Anti-entropy is in addition to other mechanisms that repair in reaction to the detection of failure (read repair), or in update vnodes following cluster changes (handoff for both repair, cluster change and recovery of fallbacks).
The active anti-entropy process is designed to be highly efficient, and very quick, when confirming no deltas exist; o(10s) to confirm alignment between o(10bn) objects.
The work to compare between stores has a low resource cost. The work to discover and repair deltas is relatively expensive, but is throttled in default configuration to avoid overloading the database. As there are other anti-entropy mechanisms (e.g. quorum reads with read repair); slow repair is preferred to high repair-related resource utilisation.
The anti-entropy trees have 1,024 branches, and each branch has 1,024 leaves. Each key in the store is mapped by a hash algorithm into a given leaf. The hash value of that leaf is calculated by taking a hash of the Key and version vector combined, and then performing an xor operation on all the hashes within that leaf. The hash value for each branch is the hash of each leaf in the branch combined using xor.
Each vnode has a cached tree for each preflist the vnode supports (with a single n_val in the cluster there will be n_val preflists in each vnode, and hence n_val cached trees per vnode). The cached tree represents the state for the whole preflist on the vnode. When an object is modified, then the object key and the both the previous and current version vector is sent to the aae_controller for the vnode; which will update the correct preflist’s tree cache, using a double xor operation. In effect one xor to remove the previous hash, and one xor to add the new hash.
The intra-cluster anti-entropy can then compare the preflist tree for one vnode, with the preflist tree of another vnode within the same preflist, to confirm if the vnode’s are in-sync for that preflist. To make that comparison, only the 1,024 hashes (4KB) of the branches are compared, this is known as the root of the tree. If there is a delta, then the same comparison will be run in a slow loop - checking for deltas which are constant across the loops.
---
title: Anti-Entropy Exchange - root_compare
---
flowchart TD
A[Start root_compare] --> B@{ shape: fork }
B --> C[Fetch Pink Root]
B --> D[Fetch Blue Root]
C --> E@{ shape: fork }
D --> E@{ shape: fork }
E --> F@{ shape: subproc, label: "Compare Roots" }
F -- Roots Match --> G[in-sync]
F -- Roots MisMatch --> H@{ shape: subproc, label: "Intersect With Previous Delta"}
H -- Intersection Empty --> G
H -- Sets Match --> I@{ shape: subproc, label: "Limit Subset to Forward by Max Results"}
H -- Intersection Reduced --> K@{ shape: subproc, label: "Pause" }
K --> A
I --> J@{ shape: subproc, label: "branch_compare" }
If the root compare loop stabilises on a non-zero number of deltas, then the 1,024 leaves in those branches are compared in a loop to find a constant delta - this is then the branch_compare loop. If there is no constant delta, the trees are considered in sync (i.e. any discovered delta was a matter of timing).

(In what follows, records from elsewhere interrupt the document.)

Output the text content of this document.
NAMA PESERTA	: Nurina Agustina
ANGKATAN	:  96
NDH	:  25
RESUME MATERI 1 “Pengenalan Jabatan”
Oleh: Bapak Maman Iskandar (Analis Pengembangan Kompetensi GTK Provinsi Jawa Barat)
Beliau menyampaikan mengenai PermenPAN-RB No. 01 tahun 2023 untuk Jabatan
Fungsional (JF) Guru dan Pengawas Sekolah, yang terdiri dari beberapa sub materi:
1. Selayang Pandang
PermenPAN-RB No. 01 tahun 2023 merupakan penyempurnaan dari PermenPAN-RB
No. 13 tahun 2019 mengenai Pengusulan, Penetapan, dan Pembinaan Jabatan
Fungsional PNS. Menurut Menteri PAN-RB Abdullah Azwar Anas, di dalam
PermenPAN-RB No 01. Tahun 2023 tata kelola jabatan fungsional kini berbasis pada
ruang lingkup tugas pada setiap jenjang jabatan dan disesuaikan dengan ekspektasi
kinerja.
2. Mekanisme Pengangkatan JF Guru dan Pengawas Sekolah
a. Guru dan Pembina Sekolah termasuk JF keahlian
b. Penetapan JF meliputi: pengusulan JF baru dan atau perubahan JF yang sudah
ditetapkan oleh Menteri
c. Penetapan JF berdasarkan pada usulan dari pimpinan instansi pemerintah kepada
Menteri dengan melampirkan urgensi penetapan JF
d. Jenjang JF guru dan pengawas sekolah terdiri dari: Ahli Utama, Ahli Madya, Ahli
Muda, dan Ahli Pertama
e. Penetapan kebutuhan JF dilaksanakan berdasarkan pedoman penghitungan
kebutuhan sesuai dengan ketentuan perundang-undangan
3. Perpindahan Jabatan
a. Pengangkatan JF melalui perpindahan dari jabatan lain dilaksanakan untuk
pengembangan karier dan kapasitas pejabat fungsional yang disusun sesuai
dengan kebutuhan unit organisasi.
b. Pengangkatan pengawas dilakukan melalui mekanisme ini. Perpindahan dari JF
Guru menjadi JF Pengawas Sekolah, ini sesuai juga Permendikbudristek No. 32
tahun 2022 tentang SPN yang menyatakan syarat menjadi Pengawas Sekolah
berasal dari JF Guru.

The branch_compare loop is an identical process to the root_compare loop, and if that confirms a consistent delta the clock_compare process is triggered.
If a set of leaves is discovered to be out-of-sync following branch_compare, the clock_compare process is initiated. A clock_compare is a comparison between the objects in a subset of leaves to discover which objects need repair. To compare the objects between vnodes, only the Version Vectors need to be compared. To find the Keys and Version Vectors for a set of leaves, a fold over the whole keystore (either native or parallel) is required - however that fold is passed the segment IDs (an integer identifier for the leaves), and the store has in-built hints to filter out blocks of keys that do not contain segment IDs of interest. This means the cost of finding Keys and Version Vectors is significant, but mitigated by the segment ID acceleration.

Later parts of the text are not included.